Napoli, inverno 1656
L’odore dolce della morte si mescola a quello salmastro portato dal mare. La città giace in un silenzio irreale, rotto soltanto dal lamento dei moribondi e dal passo sordo dei carri che trasportano i morti di peste.
Nella sua casa, un uomo siede davanti a un grosso telero. Un pennello gli trema nella mano. La stanza è gelida e buia, ma non è il freddo dell’inverno a turbarlo, piuttosto un vuoto profondo, scavato dal dolore e dalla consapevolezza della fragilità dell’esistenza. Si alza lentamente, il cuore gravato, l’immagine del suo bambino composta sul catafalco funebre è indelebile nella mente.
«Il Cielo mi ha colpito duramente…», mormora alle ombre della stanza. Infatti l’epidemia di peste non aveva avuto pietà: gli aveva strappato non solo il suo piccolo Rosalvo, ma anche il fratello, la sorella e cinque dei suoi nipoti… Il suo lutto privato si univa a quello delle oltre duecentomila vittime del morbo. Il pittore si affaccia alla finestra in cerca di requie, ma ha davanti agli occhi una devastazione senza tregua: i cadaveri giacciono ovunque abbandonati lungo la strada di Toledo, calpestati dalle ruote dei carri. I monatti, reclutati tra gli assassini, si aggirano in questo squallore depredando i moribondi di ciò che il morbo gli ha lasciato.
«La Morte ha deciso di piantare la sua falce al centro di Napoli». Così dicendo, l’uomo volta lo sguardo inquieto, accende qualche candela e fissa gli occhi sulla tela davanti a sé. Ci si avvicina lentamente, sfiora con la mano il volto del bambino dipinto: «Rosalvo, piccolo mio, come sei bello figlio! Eppure, questa bellezza è un inganno.
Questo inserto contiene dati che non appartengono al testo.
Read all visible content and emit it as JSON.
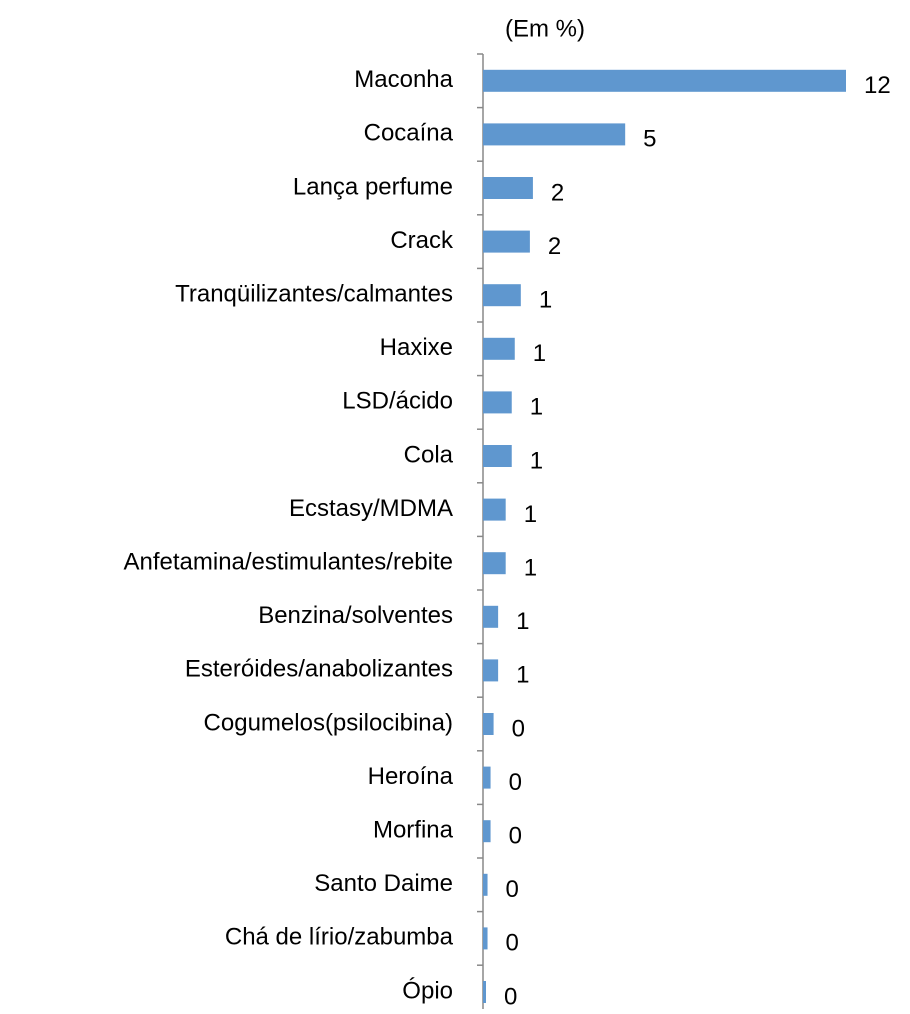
{
  "chart_data": {
    "type": "bar",
    "orientation": "horizontal",
    "subtitle": "(Em %)",
    "categories": [
      "Maconha",
      "Cocaína",
      "Lança perfume",
      "Crack",
      "Tranqüilizantes/calmantes",
      "Haxixe",
      "LSD/ácido",
      "Cola",
      "Ecstasy/MDMA",
      "Anfetamina/estimulantes/rebite",
      "Benzina/solventes",
      "Esteróides/anabolizantes",
      "Cogumelos(psilocibina)",
      "Heroína",
      "Morfina",
      "Santo Daime",
      "Chá de lírio/zabumba",
      "Ópio"
    ],
    "values": [
      12,
      4.7,
      1.65,
      1.55,
      1.25,
      1.05,
      0.95,
      0.95,
      0.75,
      0.75,
      0.5,
      0.5,
      0.35,
      0.25,
      0.25,
      0.15,
      0.15,
      0.07
    ],
    "value_labels": [
      "12",
      "5",
      "2",
      "2",
      "1",
      "1",
      "1",
      "1",
      "1",
      "1",
      "1",
      "1",
      "0",
      "0",
      "0",
      "0",
      "0",
      "0"
    ],
    "xlim": [
      0,
      12
    ],
    "color": "#5f97cf"
  }
}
La vita, come le bolle di sapone che il putto soffia nell’angolo della tela, è fragile, un soffio che svanisce nel nulla.»
Fa un passo indietro osservando il gigantesco scheletro alato che domina la scena. «La Morte», pensa e una ruga gli si spiana sulla fronte, «Lei non conosce pietà, non risparmia nessuno… Guarda piccolo mio, come ti guida la mano, costringendoti a scrivere quelle parole: “Conceptio Culpa, Nasci Pena, Labor Vita, Necesse Mori” [Il concepimento è peccato, la nascita è dolore, la vita è fatica, la morte una necessità]. È questo il nostro destino? Una vita di peccato, dolore, fatica, e poi la fine inevitabile?»
Il pittore si passa una mano sul viso stropicciato, ha il respiro pesante. «Ma chi lo vorrà davvero intendere questo messaggio? Chi si soffermerà a decifrare i simboli? Forse solo chi avrà patito, sulla propria pelle, la spietatezza del destino».
L’artista lascia cadere il pennello, sposta lo sguardo sul bel volto dipinto di una donna. «E tu Lucrezia, mia amata; una volta fiorente come il giglio, ora sembri morire insieme a questa città, oltraggiata dalla sciagura! Il simbolo di un regno che si sgretola sotto il peso del flagello divino». D’improvviso l’uomo inizia a prendersi a schiaffi alzando la voce: «Ma non ero io “il buffone“, il poeta che riempiva la casa di risa? Lo stornellatore di mille ritornelli galanti? Non ero io quello che dileggiava i potenti facendosi beffe della loro pomposa e sciatta magniloquenza? Il formidabile spadaccino, il fedele amico del popolo in rivolta… Ora la mia casa è una tomba. Questo quadro, che mi ostino a dipingere mentre il mondo crolla, è il solo conforto, il mio dialogo di un folle con voi, miei amati perduti».
Raccoglie il pennello e torna al cavalletto. In basso a sinistra, con sapienti pennellate, definisce un bambino che soffia bolle di sapone. «Homo est bulla», pensò, ricordando la metafora sulla brevità della vita. Infine aggiunge nel registro destro della tela il volto di Terminus, dio romano della morte. La figura emerge dall’oscurità, immobile e fredda, silenziosa e inesorabile.
L’opera è finalmente compiuta. Un grido di dolore, un memento mori per chiunque si fosse fermato a contemplarla nei secoli a venire.
«Che questa tela parli per me», dice infine sussurrando a sé stesso: «Che racconti la fragilità dell’uomo e la crudeltà del destino. Ma che sia anche un’esortazione: nella caducità della vita, l’arte sopravvive. E in essa, forse, possiamo trovare un frammento di senso».
La luce delle candele vacillano proiettando ombre lunghe sulla tela e sui muri, il pittore approfitta di questo ultimo lucore per apporre la sua firma: Salvator Rosa si lascia cadere su una sedia, lo sguardo perso finalmente nel vuoto.